LE SOLEIL DE GENTHIN
    Seule (4) Française au milieu de mille Russes, Polonaises, Tchèques et Yougoslaves, je me sentais vraiment perdue. Peu à peu les choses se sont arrangées mais je dois certainement ces « amitiés » qui se sont révélées plus à ma fonction, ma position, qu’à ma personnalité. Je ferai cependant une exception qui m’a révélé un peuple que je ne connaissais pas, que je n’imaginais pas et qui a probablement plus souffert en déportation que les autres nations, parce que ses représentantes ne comprenaient pas cet univers concentrationnaire avec ses lois, ses incertitudes, ses invraisemblances, ses crimes, sa haine et que pour elles, la notion de « liberté » représentait une autre valeur que pour nous, habituées depuis sans doute des millénaires à une vie sédentaire sans de trop grandes improvisations.
    Les tsiganes n’étaient que sept à Genthin, toutes jeunes. Dix-huit à vingt-cinq ans. Toutes sept originaires de Yougoslavie. Elles roulaient de camp en camp depuis plus de trois ans. Décharnées, hallucinées, ahuries, elles vivaient pratiquement en communauté, repliées sur elles-mêmes, rejetées, cela va sans dire, par l’ensemble des autres détenues comme une vermine particulièrement néfaste. Dès qu’il y avait un vol on accusait les tsiganes, comme on les rendait responsables des appels prolongés pour retard, des réveils anticipés, en un mot de tous les désagréments supplémentaires inventés pour nous affaiblir, nous humilier. Les premières à dénoncer les tsiganes étaient bien entendu leurs « compatriotes » yougoslaves. Je savais, en les regardant dans les rangs, qu’elles ne tiendraient plus longtemps. Leur survie pouvait s’évaluer en semaines et non plus en mois comme pour le reste du Kommando. Trop méfiantes pour se présenter à l’infirmerie, c’était à moi de me débrouiller pour les y faire entrer. L’une après l’autre. Mais l’affaire était urgente.

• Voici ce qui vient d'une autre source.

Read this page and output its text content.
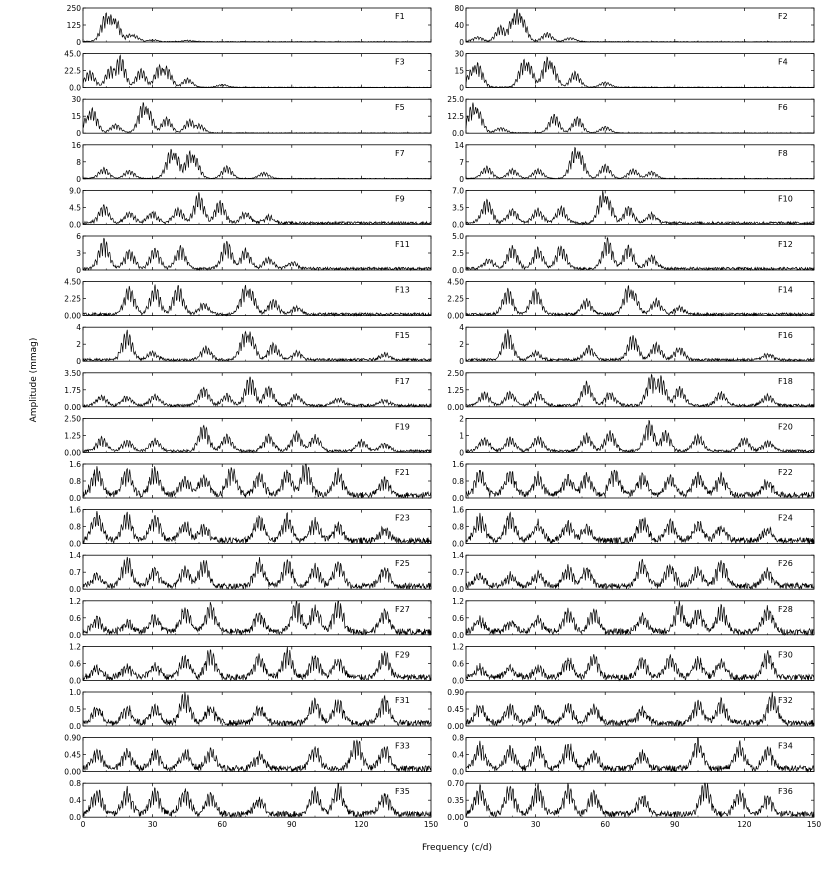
0
125
250
F1
0
40
80
F2
0.0
22.5
45.0
F3
0
15
30
F4
0
15
30
F5
0.0
12.5
25.0
F6
0
8
16
F7
0
7
14
F8
0.0
4.5
9.0
F9
0.0
3.5
7.0
F10
0
3
6
F11
0.0
2.5
5.0
F12
0.00
2.25
4.50
F13
0.00
2.25
4.50
F14
0
2
4
F15
0
2
4
F16
0.00
1.75
3.50
F17
0.00
1.25
2.50
F18
0.00
1.25
2.50
F19
0
1
2
F20
0.0
0.8
1.6
F21
0.0
0.8
1.6
F22
0.0
0.8
1.6
F23
0.0
0.8
1.6
F24
0.0
0.7
1.4
F25
0.0
0.7
1.4
F26
0.0
0.6
1.2
F27
0.0
0.6
1.2
F28
0.0
0.6
1.2
F29
0.0
0.6
1.2
F30
0.0
0.5
1.0
F31
0.00
0.45
0.90
F32
0.00
0.45
0.90
F33
0.0
0.4
0.8
F34
0.0
0.4
0.8
F35
0.00
0.35
0.70
F36
0	30	60	90	120	150	0	30	60	90	120	150
Amplitude (mmag)
Frequency (c/d)
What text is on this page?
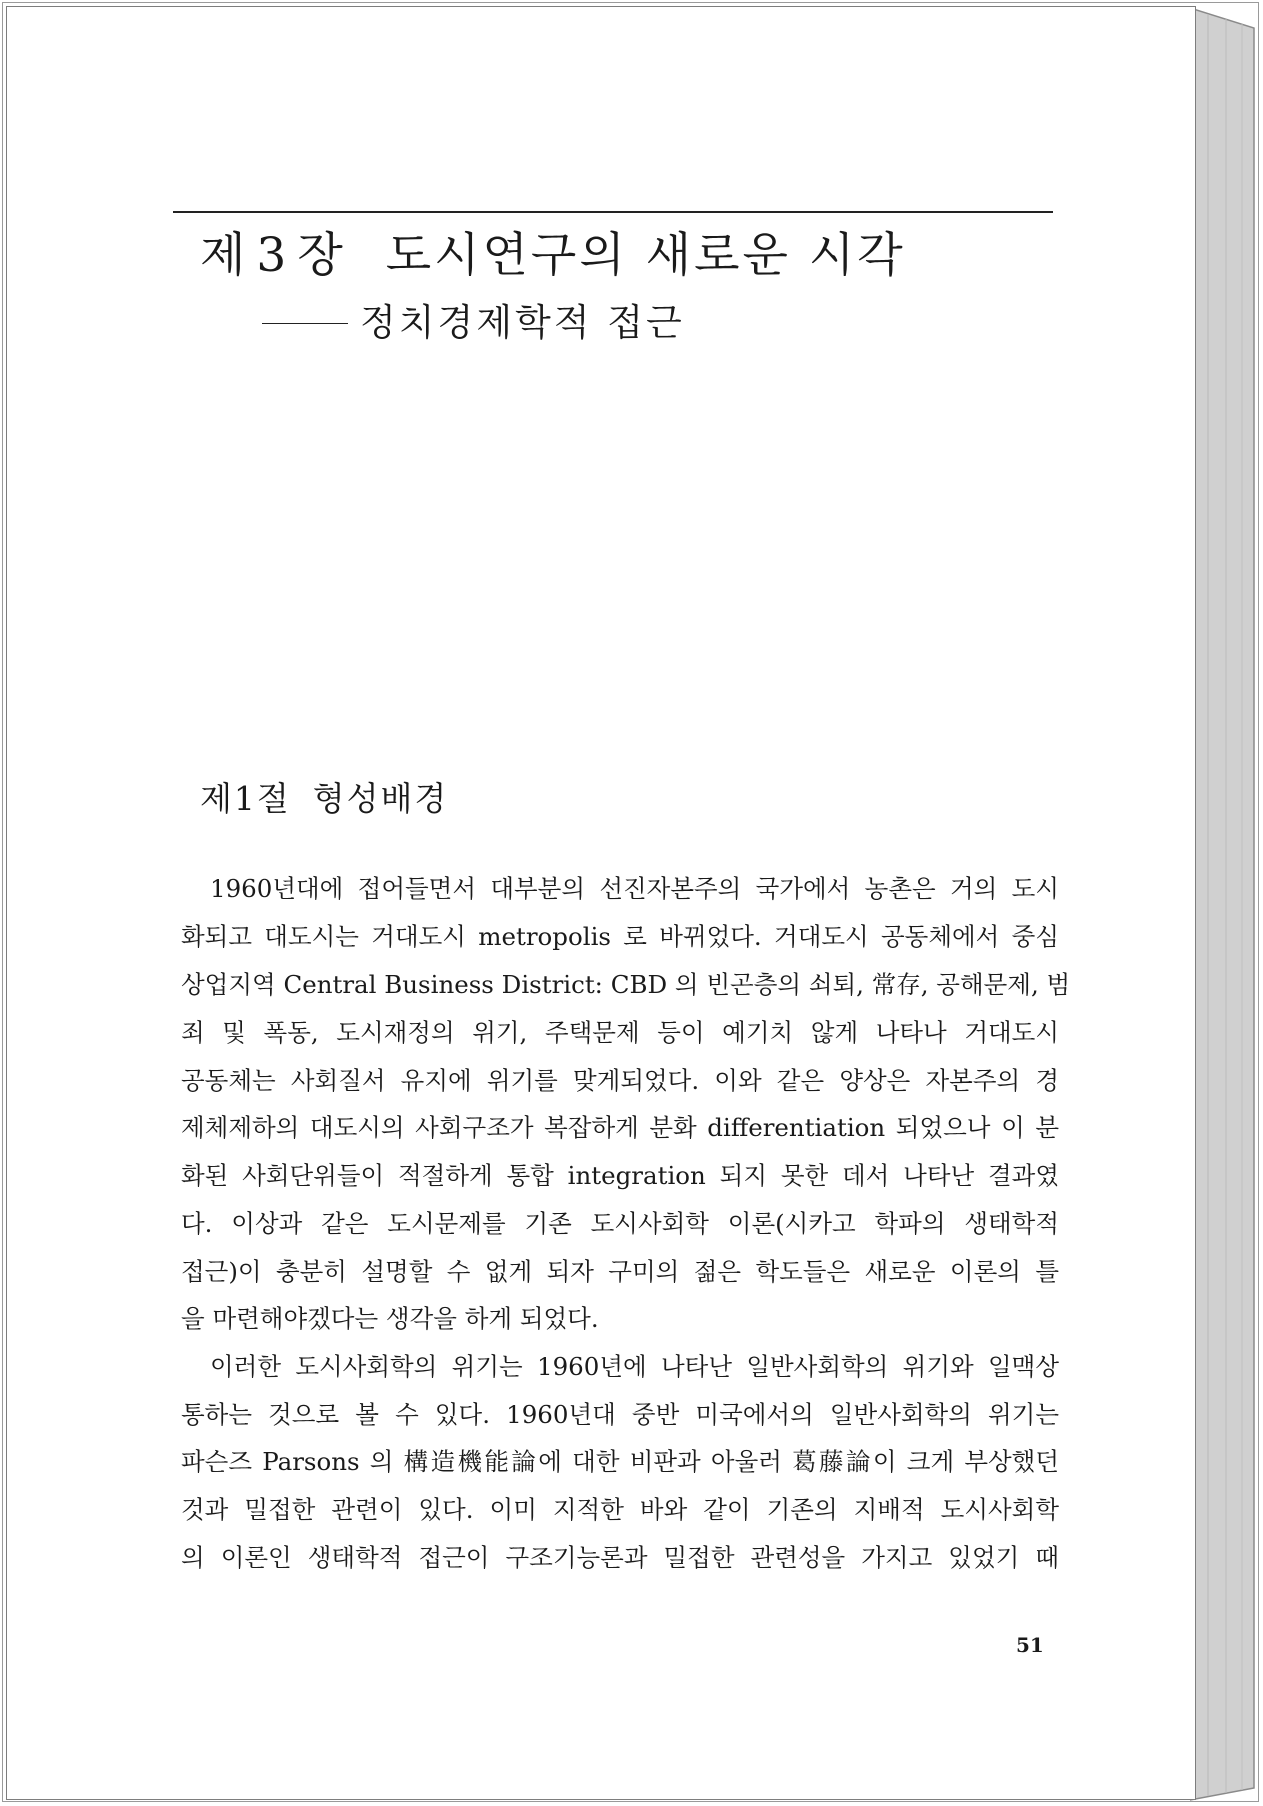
제 3 장 도시연구의 새로운 시각
정치경제학적 접근
제1절 형성배경
1960년대에 접어들면서 대부분의 선진자본주의 국가에서 농촌은 거의 도시
화되고 대도시는 거대도시 metropolis 로 바뀌었다. 거대도시 공동체에서 중심
상업지역 Central Business District: CBD 의 빈곤층의 쇠퇴, 常存, 공해문제, 범
죄 및 폭동, 도시재정의 위기, 주택문제 등이 예기치 않게 나타나 거대도시
공동체는 사회질서 유지에 위기를 맞게되었다. 이와 같은 양상은 자본주의 경
제체제하의 대도시의 사회구조가 복잡하게 분화 differentiation 되었으나 이 분
화된 사회단위들이 적절하게 통합 integration 되지 못한 데서 나타난 결과였
다. 이상과 같은 도시문제를 기존 도시사회학 이론(시카고 학파의 생태학적
접근)이 충분히 설명할 수 없게 되자 구미의 젊은 학도들은 새로운 이론의 틀
을 마련해야겠다는 생각을 하게 되었다.
이러한 도시사회학의 위기는 1960년에 나타난 일반사회학의 위기와 일맥상
통하는 것으로 볼 수 있다. 1960년대 중반 미국에서의 일반사회학의 위기는
파슨즈 Parsons 의 構造機能論에 대한 비판과 아울러 葛藤論이 크게 부상했던
것과 밀접한 관련이 있다. 이미 지적한 바와 같이 기존의 지배적 도시사회학
의 이론인 생태학적 접근이 구조기능론과 밀접한 관련성을 가지고 있었기 때
51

    Je m’explique mal, encore aujourd’hui, l’intérêt que j’ai porté soudainement à ces jeunes femmes. Peut-être parce que j’étais la seule Française du camp et que malgré mon lit, la satisfaction d’avoir obtenu des médicaments, de pouvoir enfin faire mon métier, j’étais quand même désespérée d’être seule, de me trouver seule ; peut-être oui, j’ai imaginé que si je n’étais plus médecin mais une simple détenue moyenne, une déportée ordinaire perdue au centre de ces mille femmes qui luttaient pour ne pas être balayées, écrasées, broyées, j’aurais rapidement succombé, baissé les bras, abandonné. Les tsiganes de Genthin devaient être à la frontière du désespoir et du renoncement. Et puis, surtout, j’étais révoltée par ce mépris, cette méchanceté, cette injustice des autres… de toutes les autres.

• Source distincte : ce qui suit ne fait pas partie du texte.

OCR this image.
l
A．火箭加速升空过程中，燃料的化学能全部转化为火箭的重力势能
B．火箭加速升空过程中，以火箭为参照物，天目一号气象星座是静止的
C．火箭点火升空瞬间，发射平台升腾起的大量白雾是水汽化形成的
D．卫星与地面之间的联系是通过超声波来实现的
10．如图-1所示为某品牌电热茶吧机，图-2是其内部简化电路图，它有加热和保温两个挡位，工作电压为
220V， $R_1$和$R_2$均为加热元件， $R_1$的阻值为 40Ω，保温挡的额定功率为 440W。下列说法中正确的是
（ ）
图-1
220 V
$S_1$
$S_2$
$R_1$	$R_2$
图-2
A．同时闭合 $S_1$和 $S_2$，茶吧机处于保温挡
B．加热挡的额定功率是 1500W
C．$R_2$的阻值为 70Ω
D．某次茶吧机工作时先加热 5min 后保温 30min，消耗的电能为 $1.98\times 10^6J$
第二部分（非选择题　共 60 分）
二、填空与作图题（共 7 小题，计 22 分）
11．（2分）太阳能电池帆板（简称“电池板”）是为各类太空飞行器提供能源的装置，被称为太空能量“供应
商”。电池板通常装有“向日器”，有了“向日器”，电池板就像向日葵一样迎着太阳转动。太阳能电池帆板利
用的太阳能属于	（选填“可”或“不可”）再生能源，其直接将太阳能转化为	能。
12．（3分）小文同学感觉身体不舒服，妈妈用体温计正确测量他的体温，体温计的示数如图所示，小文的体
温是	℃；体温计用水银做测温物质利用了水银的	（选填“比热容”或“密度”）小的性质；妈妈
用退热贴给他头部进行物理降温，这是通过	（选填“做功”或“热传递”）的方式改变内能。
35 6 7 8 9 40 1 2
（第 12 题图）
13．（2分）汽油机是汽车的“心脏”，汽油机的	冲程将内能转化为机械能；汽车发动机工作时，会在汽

    Je persuadai la Kommandante – ce ne fut guère difficile tant elle avait peur des épidémies – que j’avais constaté sur les jambes de plusieurs prisonnières des plaies en plaques graves, qui, si elles n’étaient pas soignées énergiquement, pourraient contaminer l’ensemble du camp. Normalement on devrait isoler ces « cas » mais il n’était pas question de compromettre le bon fonctionnement de l’usine. Je pouvais enrayer l’épidémie si on me permettait de garder au Revier deux malades pendant trois jours qui seraient remplacées par deux autres et ainsi de suite. En un mois le problème serait réglé.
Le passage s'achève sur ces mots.